Wine & Spirits
Water Into Wine
Vintners Weigh in on a Trick of the Trade
Adding water to wine may sound like a practice designed to increase production and cheat the consumer. But increasing numbers of top-notch California winemakers believe that a little water, added to the grapes before they start fermenting, will actually improve their wine.
“Anybody who tells you that they’ve never done it is lying,” says Jeff Cohn, owner/winemaker at JC Cellars in Oakland. “There are years when you don’t have to do it,” Cohn says, but he acknowledges that sometimes “we’ll have to add a little water—not much.”
The practice of adding water—or “watering back”—is something many vintners haven’t wanted to talk about. A couple of years ago, The Economist called it the California wine industry’s “dirty little secret.” Cohn and other local vintners are fairly candid on the subject. These producers of high-end wines say that a little water can be a useful tool when, for example, a heat spike at this time of year, near harvest, quickly pushes up sugar levels in the grapes.
“Mother Nature will throw us curveballs,” says Tracey Brandt of A Donkey and Goat winery in Berkeley. She says that while watering back isn’t a “regular winemaking practice for us,” sometimes it’s necessary in order to make a balanced wine.
In the past, most grapes were picked when they reached a certain sugar content. Now, many winemakers say they look for “physiological maturity.” They want full, rich flavors, and for the seeds to turn brown so they won’t impart green tannins to the wine. That often translates to super-ripe grapes. “The sugars get up there before the flavors do,” Cohn says.
Extreme ripeness means high alcohol content in the wine. Alcohol levels have been climbing in California. Thirty years ago, Cabernet Sauvignon used to check in at 12.5 percent alcohol in most years. Now, many Cabs are well over 14 or even 15 percent. Most winemakers have learned to live with higher alcohol levels, but some try to make adjustments, either to make a more balanced wine (wines with too much alcohol can taste harsh and clumsy) or because wines over 14 percent alcohol are subjected to additional federal tax.
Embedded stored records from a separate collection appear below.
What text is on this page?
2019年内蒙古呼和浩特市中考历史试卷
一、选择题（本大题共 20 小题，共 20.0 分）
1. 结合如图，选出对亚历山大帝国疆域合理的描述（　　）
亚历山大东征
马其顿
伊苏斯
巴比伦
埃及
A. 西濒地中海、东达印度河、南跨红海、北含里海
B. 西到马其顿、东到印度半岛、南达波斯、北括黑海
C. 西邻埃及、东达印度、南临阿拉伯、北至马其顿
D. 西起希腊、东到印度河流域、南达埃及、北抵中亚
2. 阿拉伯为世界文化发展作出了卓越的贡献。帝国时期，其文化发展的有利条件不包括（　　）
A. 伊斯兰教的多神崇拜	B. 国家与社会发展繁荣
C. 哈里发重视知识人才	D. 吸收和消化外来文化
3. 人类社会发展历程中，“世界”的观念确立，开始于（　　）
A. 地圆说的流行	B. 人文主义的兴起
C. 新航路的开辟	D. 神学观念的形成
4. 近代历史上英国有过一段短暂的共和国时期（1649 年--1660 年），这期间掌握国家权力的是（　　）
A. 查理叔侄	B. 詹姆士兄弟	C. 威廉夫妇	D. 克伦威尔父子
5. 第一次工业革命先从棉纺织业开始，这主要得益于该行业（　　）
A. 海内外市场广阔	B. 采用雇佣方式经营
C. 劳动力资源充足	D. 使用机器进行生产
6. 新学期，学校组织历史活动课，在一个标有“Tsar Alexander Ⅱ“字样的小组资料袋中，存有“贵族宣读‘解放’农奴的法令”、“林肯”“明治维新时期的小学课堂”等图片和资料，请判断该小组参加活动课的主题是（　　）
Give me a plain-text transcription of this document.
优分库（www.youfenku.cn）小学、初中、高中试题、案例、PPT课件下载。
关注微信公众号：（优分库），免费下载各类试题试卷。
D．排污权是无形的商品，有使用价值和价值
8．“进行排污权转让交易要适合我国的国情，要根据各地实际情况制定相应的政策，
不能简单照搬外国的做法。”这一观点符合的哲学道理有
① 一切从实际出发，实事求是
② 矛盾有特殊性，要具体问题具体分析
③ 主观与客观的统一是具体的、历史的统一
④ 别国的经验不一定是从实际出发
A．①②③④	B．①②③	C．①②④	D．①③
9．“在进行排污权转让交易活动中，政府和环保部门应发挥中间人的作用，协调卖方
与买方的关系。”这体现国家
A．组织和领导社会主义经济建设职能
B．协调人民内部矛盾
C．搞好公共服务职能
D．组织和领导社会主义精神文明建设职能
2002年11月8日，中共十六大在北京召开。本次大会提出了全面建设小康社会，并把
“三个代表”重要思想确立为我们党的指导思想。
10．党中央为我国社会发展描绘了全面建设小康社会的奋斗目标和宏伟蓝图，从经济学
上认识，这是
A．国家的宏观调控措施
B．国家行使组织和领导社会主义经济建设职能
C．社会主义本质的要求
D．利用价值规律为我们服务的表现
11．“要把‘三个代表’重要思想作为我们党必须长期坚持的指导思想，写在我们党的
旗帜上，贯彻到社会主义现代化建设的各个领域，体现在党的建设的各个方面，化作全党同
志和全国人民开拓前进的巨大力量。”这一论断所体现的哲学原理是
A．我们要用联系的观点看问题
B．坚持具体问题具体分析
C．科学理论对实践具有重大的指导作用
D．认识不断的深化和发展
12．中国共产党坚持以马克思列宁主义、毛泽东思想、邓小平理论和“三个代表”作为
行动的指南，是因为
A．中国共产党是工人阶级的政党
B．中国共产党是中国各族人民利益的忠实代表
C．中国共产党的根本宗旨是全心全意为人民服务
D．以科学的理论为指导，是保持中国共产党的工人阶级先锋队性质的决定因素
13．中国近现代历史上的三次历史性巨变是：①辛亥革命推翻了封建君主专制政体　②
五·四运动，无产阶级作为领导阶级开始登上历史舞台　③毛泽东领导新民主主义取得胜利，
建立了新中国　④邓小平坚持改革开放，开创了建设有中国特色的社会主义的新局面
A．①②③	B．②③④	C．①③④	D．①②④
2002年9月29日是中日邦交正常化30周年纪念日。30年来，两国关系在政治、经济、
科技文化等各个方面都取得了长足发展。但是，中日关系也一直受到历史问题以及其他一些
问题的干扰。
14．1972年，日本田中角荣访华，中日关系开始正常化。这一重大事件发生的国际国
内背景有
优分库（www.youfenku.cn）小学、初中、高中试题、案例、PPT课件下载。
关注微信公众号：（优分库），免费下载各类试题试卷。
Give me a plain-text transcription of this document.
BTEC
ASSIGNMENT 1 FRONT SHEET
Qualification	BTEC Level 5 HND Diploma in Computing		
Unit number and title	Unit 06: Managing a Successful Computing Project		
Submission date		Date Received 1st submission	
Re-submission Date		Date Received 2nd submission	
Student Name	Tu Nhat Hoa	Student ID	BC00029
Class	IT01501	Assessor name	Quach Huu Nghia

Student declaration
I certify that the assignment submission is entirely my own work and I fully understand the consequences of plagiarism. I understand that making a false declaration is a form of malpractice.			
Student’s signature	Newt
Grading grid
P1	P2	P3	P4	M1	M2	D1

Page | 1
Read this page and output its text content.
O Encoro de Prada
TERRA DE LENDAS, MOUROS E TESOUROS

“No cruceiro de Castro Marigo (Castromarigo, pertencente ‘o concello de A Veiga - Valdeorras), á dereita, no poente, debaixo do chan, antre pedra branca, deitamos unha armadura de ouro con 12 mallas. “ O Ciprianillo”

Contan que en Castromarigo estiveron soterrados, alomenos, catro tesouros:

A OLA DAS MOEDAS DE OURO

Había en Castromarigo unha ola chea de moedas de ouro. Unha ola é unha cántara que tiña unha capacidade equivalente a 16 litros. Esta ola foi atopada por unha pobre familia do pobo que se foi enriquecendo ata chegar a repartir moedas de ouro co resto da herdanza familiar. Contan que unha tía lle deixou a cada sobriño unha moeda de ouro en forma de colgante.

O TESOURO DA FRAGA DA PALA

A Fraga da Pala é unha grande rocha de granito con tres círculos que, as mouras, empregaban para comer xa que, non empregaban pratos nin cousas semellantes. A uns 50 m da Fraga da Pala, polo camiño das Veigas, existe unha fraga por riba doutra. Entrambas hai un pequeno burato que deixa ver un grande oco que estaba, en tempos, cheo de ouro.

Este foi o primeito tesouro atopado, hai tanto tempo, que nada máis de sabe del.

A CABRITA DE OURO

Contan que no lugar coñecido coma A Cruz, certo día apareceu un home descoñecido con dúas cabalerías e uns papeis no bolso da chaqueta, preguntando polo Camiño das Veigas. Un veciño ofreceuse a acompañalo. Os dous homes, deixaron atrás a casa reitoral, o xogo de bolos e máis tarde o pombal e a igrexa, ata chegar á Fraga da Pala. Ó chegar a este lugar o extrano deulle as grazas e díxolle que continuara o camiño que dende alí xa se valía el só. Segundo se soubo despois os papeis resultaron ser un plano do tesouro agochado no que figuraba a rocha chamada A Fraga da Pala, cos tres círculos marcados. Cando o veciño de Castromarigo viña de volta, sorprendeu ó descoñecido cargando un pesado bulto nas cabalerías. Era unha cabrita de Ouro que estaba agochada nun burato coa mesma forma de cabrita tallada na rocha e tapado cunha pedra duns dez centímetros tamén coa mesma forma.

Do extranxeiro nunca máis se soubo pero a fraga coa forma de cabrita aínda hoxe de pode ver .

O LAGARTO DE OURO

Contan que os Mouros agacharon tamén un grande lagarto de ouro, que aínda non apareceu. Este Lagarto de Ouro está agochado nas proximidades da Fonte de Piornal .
There are other, high-tech means, such as reverse osmosis and the spinning cone column, to reduce alcohol in a finished wine. But a simple method of decreasing potential alcohol is adding water when the grapes go into the fermenter. Very ripe grapes are often a little dehydrated; 8 adding water, winemakers reason, simply replaces moisture that was lost when the grapes shriveled. A Pinot Noir maker I know calls the practice “post-harvest irrigation.” When water addition is done judiciously, most consumers would be hard-pressed to identify a wine that’s been watered back.
It can be difficult to ferment extremely ripe grapes into a dry wine, because as alcohol levels build, the yeast responsible for fermentation starts to die. That can result in what’s known as a “stuck fermentation.” For that reason, adding a little water is permitted in California, but the rules allow for “no water in excess of the minimum amount necessary to facilitate normal fermentation.” Still, that leaves winemakers a lot of wiggle room. Some winemakers around the state have reported adding as much as 15 to 20 percent water by volume to certain fermentation lots.
Some wine producers in the state have simply built watering back (or the more high-tech methods) into their winemaking procedures. They go for the big flavors, knowing that they can fix any alcohol problems down the line.
But the vintners I talked to say they prefer to use such methods only as a last resort. Mike Dashe of Dashe Cellars in Oakland says he’s added water now and then and even resorted to reverse osmosis a couple of times. But he thinks such steps usually can be avoided if he stays on top of when to pick the grapes. “I try to head things off in the vineyard rather than fix mistakes at the winery,” he says.